Obtaining Performance Degradation Detection Data
- Flushed data is classified by rank. The lightweight profiling data is written to the /user/cluster-info/profiling directory in the container.
- For the pod with the environment variable MINDX_TASK_ID, the path of rank 0 data in the container is /user/cluster-info/profiling/$MINDX_TASK_ID/0.
- If the environment variable does not exist, the data is flushed to the folder named default_task_id_timestamp by default.

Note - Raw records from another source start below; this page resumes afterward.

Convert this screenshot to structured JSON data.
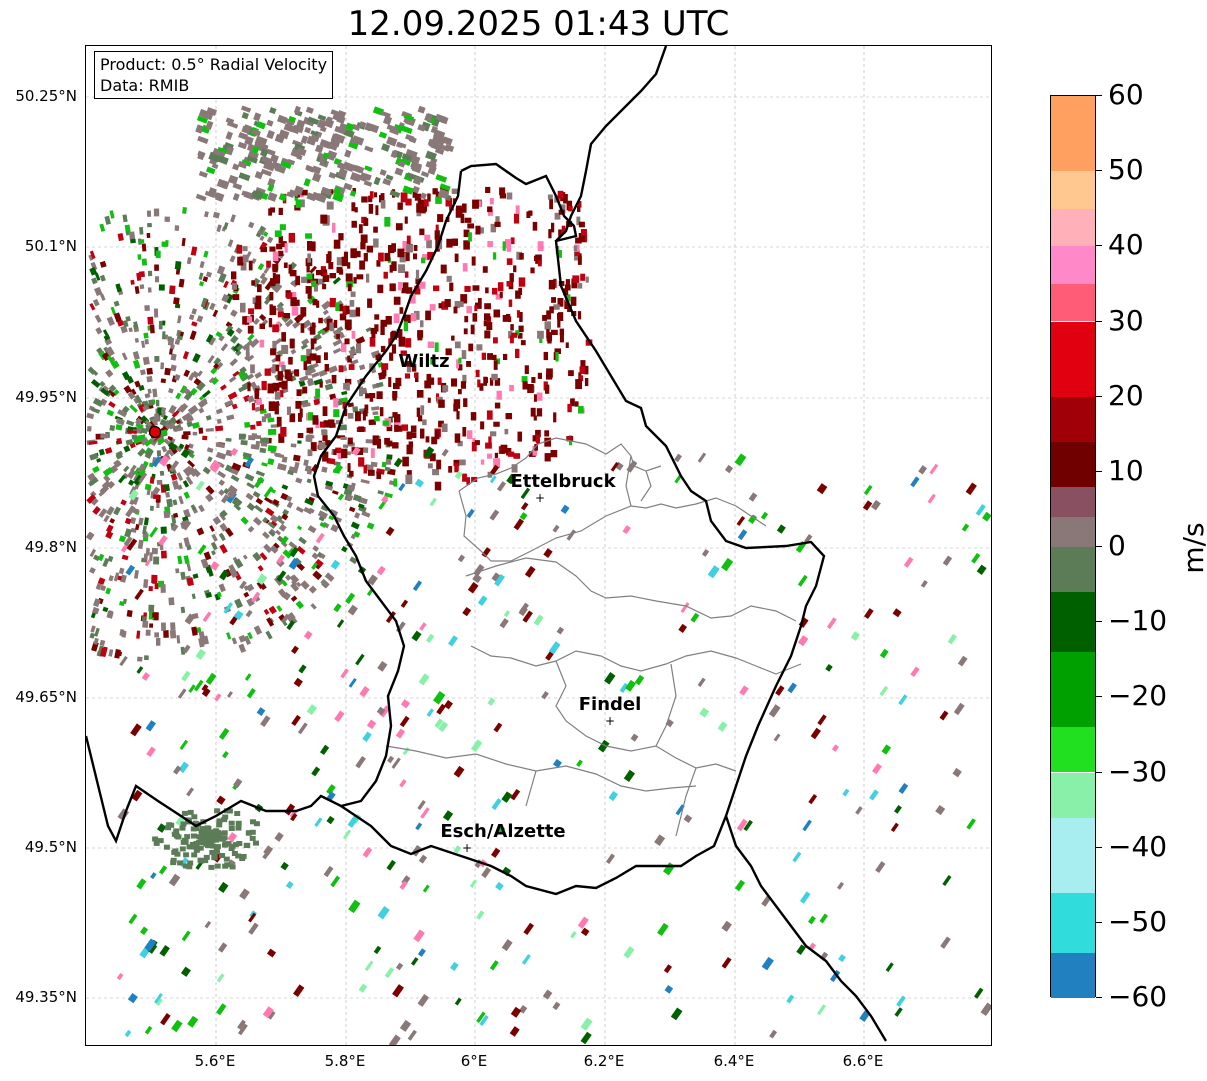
{
  "title": "12.09.2025 01:43 UTC",
  "info": {
    "product": "Product: 0.5° Radial Velocity",
    "data": "Data: RMIB"
  },
  "lat_ticks": [
    "50.25°N",
    "50.1°N",
    "49.95°N",
    "49.8°N",
    "49.65°N",
    "49.5°N",
    "49.35°N"
  ],
  "lon_ticks": [
    "5.6°E",
    "5.8°E",
    "6°E",
    "6.2°E",
    "6.4°E",
    "6.6°E"
  ],
  "cities": [
    {
      "name": "Wiltz",
      "lon": 5.93,
      "lat": 49.97,
      "label": "Wiltz"
    },
    {
      "name": "Ettelbruck",
      "lon": 6.1,
      "lat": 49.85,
      "label": "Ettelbruck"
    },
    {
      "name": "Findel",
      "lon": 6.21,
      "lat": 49.63,
      "label": "Findel"
    },
    {
      "name": "Esch/Alzette",
      "lon": 5.99,
      "lat": 49.5,
      "label": "Esch/Alzette"
    }
  ],
  "radar_site": {
    "lon": 5.505,
    "lat": 49.915,
    "color": "#e00000"
  },
  "colorbar": {
    "label": "m/s",
    "min": -60,
    "max": 60,
    "ticks": [
      "60",
      "50",
      "40",
      "30",
      "20",
      "10",
      "0",
      "−10",
      "−20",
      "−30",
      "−40",
      "−50",
      "−60"
    ],
    "tick_values": [
      60,
      50,
      40,
      30,
      20,
      10,
      0,
      -10,
      -20,
      -30,
      -40,
      -50,
      -60
    ],
    "stops": [
      {
        "from": 50,
        "to": 60,
        "color": "#ffa060"
      },
      {
        "from": 45,
        "to": 50,
        "color": "#ffc890"
      },
      {
        "from": 40,
        "to": 45,
        "color": "#ffb0b8"
      },
      {
        "from": 35,
        "to": 40,
        "color": "#ff88c8"
      },
      {
        "from": 30,
        "to": 35,
        "color": "#ff5c78"
      },
      {
        "from": 20,
        "to": 30,
        "color": "#e00010"
      },
      {
        "from": 14,
        "to": 20,
        "color": "#a00008"
      },
      {
        "from": 8,
        "to": 14,
        "color": "#700000"
      },
      {
        "from": 4,
        "to": 8,
        "color": "#885060"
      },
      {
        "from": 0,
        "to": 4,
        "color": "#8a7878"
      },
      {
        "from": -6,
        "to": 0,
        "color": "#5c7c58"
      },
      {
        "from": -14,
        "to": -6,
        "color": "#006000"
      },
      {
        "from": -24,
        "to": -14,
        "color": "#00a000"
      },
      {
        "from": -30,
        "to": -24,
        "color": "#20e020"
      },
      {
        "from": -36,
        "to": -30,
        "color": "#88f0a8"
      },
      {
        "from": -46,
        "to": -36,
        "color": "#a8eef0"
      },
      {
        "from": -54,
        "to": -46,
        "color": "#30dcdc"
      },
      {
        "from": -60,
        "to": -54,
        "color": "#2080c0"
      }
    ]
  },
  "map_extent": {
    "lon_min": 5.4,
    "lon_max": 6.8,
    "lat_min": 49.3,
    "lat_max": 50.3
  },
  "colors": {
    "outbound_dark": "#7a0000",
    "outbound_red": "#c00010",
    "near_zero": "#8a7878",
    "inbound_dark": "#5c7c58",
    "inbound_green": "#10c010",
    "pink": "#ff7ab0",
    "cyan": "#40d0e0",
    "border": "#000000",
    "canton_lines": "#808080",
    "grid": "#b0b0b0"
  }
}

- After the size of /user/cluster-info/profiling reaches the upper limit (see 4.b), the files are aged. By default, 20% of the files with the earliest modification time are deleted each time. During the aging, only the files named with digits in the rank folder in the profiling directory are deleted. You are advised not to manually add other files to the profiling directory. If you manually add other files, TaskD does not delete them, but they occupy space.
- The lightweight profiling file is named by timestamp. Each record is separated by a newline character. New records are appended to the latest file in the rank folder. If the size of the latest file exceeds 10 MB, TaskD creates a new profiling file. If NFS or other network storage modes are used, when data synchronization is slow, a new file may be created even if the file size does not reach 10 MB.